Fig. 3. Human papillomavirus (HPV) DNA detection on polymerase chain reaction (PCR) using consensus primers. Detection of HPV DNA using the Gp5+/Gp6+ primer pair. Lane 1, size marker; Lane 2, positive control (Bowen’s disease with HPV type 16 infection); Lane 3, a sample from the patient’s finger; Lane 4, negative control (non-involved adjacent skin from the patient’s finger); Lane 5, negative control (water).

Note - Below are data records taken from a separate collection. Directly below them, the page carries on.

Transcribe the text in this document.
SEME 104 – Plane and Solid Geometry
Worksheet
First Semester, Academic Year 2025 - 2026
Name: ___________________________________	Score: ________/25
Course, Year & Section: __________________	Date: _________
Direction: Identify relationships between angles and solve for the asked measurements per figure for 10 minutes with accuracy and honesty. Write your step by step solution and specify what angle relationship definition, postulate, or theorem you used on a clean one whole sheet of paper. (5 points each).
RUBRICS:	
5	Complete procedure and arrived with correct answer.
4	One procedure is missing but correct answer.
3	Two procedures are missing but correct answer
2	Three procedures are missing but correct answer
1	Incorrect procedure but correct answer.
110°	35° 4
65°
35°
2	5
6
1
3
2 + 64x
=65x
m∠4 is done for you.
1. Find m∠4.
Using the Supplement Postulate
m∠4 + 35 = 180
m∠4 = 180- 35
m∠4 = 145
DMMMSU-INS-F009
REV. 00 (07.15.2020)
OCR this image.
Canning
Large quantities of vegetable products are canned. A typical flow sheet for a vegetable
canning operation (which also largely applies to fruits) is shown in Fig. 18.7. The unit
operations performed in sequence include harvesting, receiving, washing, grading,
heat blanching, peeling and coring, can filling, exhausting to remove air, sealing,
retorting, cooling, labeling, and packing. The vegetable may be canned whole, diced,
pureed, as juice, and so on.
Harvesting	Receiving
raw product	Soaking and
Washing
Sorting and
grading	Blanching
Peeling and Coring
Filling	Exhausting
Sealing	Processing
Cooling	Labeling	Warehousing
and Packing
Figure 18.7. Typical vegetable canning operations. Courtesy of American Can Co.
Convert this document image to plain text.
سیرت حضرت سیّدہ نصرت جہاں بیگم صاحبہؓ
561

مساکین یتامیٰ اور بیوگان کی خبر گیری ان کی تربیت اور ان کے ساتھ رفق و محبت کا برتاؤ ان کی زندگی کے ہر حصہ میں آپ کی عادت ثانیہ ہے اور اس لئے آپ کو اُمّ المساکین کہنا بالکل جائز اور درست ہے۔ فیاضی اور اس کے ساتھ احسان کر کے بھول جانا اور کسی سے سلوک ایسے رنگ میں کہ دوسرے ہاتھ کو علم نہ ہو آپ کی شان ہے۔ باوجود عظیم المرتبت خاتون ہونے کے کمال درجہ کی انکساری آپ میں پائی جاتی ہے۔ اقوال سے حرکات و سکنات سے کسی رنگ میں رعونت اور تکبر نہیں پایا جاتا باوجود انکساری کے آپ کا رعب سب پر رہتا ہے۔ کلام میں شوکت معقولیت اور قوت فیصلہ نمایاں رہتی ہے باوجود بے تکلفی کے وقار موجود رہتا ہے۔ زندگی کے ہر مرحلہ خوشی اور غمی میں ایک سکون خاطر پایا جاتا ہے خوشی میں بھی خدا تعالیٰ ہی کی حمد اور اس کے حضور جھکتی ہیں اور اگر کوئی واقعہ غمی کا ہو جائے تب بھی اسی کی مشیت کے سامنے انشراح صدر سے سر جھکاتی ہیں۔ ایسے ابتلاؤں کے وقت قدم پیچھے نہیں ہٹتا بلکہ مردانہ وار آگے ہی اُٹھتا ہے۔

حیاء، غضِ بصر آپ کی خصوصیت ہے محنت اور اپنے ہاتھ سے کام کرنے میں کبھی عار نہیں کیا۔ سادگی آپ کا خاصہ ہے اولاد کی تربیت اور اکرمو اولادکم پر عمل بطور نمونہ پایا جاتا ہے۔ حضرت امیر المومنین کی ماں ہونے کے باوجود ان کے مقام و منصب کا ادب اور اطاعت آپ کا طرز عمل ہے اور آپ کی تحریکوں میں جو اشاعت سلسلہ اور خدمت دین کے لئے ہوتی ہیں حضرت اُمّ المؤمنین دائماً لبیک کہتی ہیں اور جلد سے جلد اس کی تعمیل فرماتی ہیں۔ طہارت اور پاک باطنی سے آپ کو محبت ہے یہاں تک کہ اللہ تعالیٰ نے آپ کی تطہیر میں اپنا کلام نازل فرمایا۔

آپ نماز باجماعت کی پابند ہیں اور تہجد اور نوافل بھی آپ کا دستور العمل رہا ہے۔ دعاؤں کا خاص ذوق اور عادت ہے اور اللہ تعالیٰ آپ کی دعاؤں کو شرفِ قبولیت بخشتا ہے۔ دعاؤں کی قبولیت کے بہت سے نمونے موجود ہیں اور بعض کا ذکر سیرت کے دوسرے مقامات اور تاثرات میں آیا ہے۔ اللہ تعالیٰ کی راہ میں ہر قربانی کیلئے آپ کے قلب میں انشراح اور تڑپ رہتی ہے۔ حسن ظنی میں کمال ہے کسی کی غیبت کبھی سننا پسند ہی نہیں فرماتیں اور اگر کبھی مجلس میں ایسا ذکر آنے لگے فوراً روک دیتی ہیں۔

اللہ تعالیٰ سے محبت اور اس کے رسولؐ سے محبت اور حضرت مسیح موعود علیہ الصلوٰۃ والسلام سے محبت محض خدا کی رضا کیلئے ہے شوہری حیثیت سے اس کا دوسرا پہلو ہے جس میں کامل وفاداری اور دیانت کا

Nail BD with longitudinal pigmented streaks is frequently associated with infection with high-risk HPVs, such as HPV type 56, and almost all streaks have been reported to be located on the side edge of the nail (3, 4). In contrast, the pigmented streak observed in our case spared the lateral nail margin. As for nail-fold BD, the HPV infection seemed to occur as a result of a minor injury to the nail fold. BD with longitudinal melanonychia arising at the side edge of the nail is usually accompanied by nail-fold lesions; therefore, HPV infection of the subungual epithelium is suspected to be caused by the nail-fold infection. Although neither the lateral nail margin nor proximal or lateral nail fold were involved in this case, the mechanism of onset of the HPV infection may be the same as that of the BD with longitudinal melanonychia of the lateral nail margin. Since the pigmented streak in our patient was located near the lateral nail margin, it is possible that the early lesion involving the lateral nail fold or side edge of the nail spontaneously regressed, while the lesion subsequently involving the subungual epithelium apart from the side edge persisted. The onset of longitudinal melanonychia in patients with BD is usually the result of nail matrix involvement. The involved nail matrix may cause abnormalities in keratinization, leading to early detachment of the nail plate from the nail bed and/or disruption of the nail plate. These phenomena may explain the findings of the distal nail plate in this case.

Although a few cases of bowenoid papulosis have been reported to be associated with HPV type 67 (6), to the best of our knowledge, this is the first case of nail BD associated with HPV type 67 (7, 8). HPV type 67 was initially cloned from a lesion of vaginal intraepithelial neoplasia (9). The virus belongs to the genus Alphapapillomavirus, species α9 (HPV types-16, -31, -33, -35, -52, -58 and -67) and is considered to be a high-risk type (10). As other strains of HPV also belong to high-risk types, HPV type 67 may cause carcinoma of the skin in situ. In this case, we demonstrated that HPV type 67 can cause BD associated with longitudinal melanonychia with sparing of the lateral nail margin. The clinical manifestations of our case were different from those observed in cases with HPV type-56-infection. We therefore need to examine further cases of BD with longitudinal melanonychia in order to elucidate the relationship between the clinical manifestations of the disease and HPV types.